Fieberambulanz am Klinikum Passau wird gut angenommen

Werkleiter Stefan Nowack: „Wir haben viel geschafft, können aber nicht abschätzen, wie es weitergeht“

23.3.2020


Seit Dienstag bietet das Klinikum Passau eine Fieberambulanz an. „Diese wird sehr gut angenommen“, zieht Dr. Gregor Stolz, Chefarzt der Zentralen Notaufnahme, erste Bilanz nach vier Tagen.


Das Foto zeigt Dr. Gregor Stolz, Chefarzt der Zentralen Notaufnahme (hinten 2.v.r.), mit dem Team der Fieberambulanz und eindeutiger Botschaft. (Foto: Klinikum Passau)

Die Ambulanz befindet sich an der Rückseite des Klinikums bei der neuen Rettungsdiensteinfahrt.
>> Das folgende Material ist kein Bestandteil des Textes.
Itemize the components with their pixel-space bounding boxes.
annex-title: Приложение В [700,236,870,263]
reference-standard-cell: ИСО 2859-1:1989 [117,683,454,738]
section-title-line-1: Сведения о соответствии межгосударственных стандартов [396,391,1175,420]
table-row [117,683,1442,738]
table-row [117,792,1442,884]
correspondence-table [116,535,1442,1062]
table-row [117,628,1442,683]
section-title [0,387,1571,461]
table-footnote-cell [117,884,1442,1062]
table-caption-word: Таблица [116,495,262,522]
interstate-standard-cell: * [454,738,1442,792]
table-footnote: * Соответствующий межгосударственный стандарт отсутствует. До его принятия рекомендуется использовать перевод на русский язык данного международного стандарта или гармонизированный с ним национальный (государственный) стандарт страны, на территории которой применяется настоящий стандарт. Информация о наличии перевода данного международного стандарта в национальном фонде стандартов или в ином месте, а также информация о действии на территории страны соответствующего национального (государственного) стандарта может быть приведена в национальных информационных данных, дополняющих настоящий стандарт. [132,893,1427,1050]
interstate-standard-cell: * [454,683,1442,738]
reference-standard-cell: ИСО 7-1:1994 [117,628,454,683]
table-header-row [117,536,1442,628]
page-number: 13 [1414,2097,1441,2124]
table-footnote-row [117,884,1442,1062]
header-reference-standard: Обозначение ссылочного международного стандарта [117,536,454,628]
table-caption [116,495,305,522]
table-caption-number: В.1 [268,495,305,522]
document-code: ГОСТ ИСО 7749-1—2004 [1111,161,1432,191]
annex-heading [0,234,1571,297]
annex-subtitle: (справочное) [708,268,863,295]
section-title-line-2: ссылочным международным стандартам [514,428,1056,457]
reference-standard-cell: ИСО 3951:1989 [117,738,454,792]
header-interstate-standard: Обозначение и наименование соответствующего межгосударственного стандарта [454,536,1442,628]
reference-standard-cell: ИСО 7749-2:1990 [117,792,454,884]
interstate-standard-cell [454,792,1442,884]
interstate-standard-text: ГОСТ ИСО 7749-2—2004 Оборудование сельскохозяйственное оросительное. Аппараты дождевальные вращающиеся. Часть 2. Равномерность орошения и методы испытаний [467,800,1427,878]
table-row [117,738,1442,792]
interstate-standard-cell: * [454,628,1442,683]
Gedacht ist sie für mobile Patienten mit Grippe-Symptomen, die auf eine Corona- oder Influenza-Infektion hindeuten könnten, und die aktuell nicht durch den Hausarzt oder den KV-Notdienst versorgt werden können. „Sie ist jedoch nicht für Gesunde mit Angst vor einer Corona-Infektion gedacht“, betont Stolz. „Bisher verhalten sich die Leute auch sehr vernünftig, so dass wir das bewältigen können“, sagt der Chefarzt in der Hoffnung, dass dies auch so bleibt. Bei einem Ansturm auf die Einrichtung müsste sie nämlich wieder geschlossen werden.


Die Ambulanz ist täglich von 9 bis 17 Uhr geöffnet, auch am Wochenende. Patienten können ohne Voranmeldung kommen, müssen jedoch ihre Versichtertenkarte dabei haben. In der Ambulanz sind täglich zwei Ärzte, zwei Schwestern sowie drei medizinische Fachangestellte im Einsatz, die unter den erforderlichen Schutz-und Hygienevorschriften arbeiten. Wenn nötig werden auch Corona-Abstriche gemacht, die Tests gehen zur Auswertung an ein externes Labor.

„Die Fieberambulanz ist sowohl für die Bevölkerung als auch für die Hausärzte ein unterstützendes Angebot“, sagt Klinikums-Werkleiter Stefan Nowack.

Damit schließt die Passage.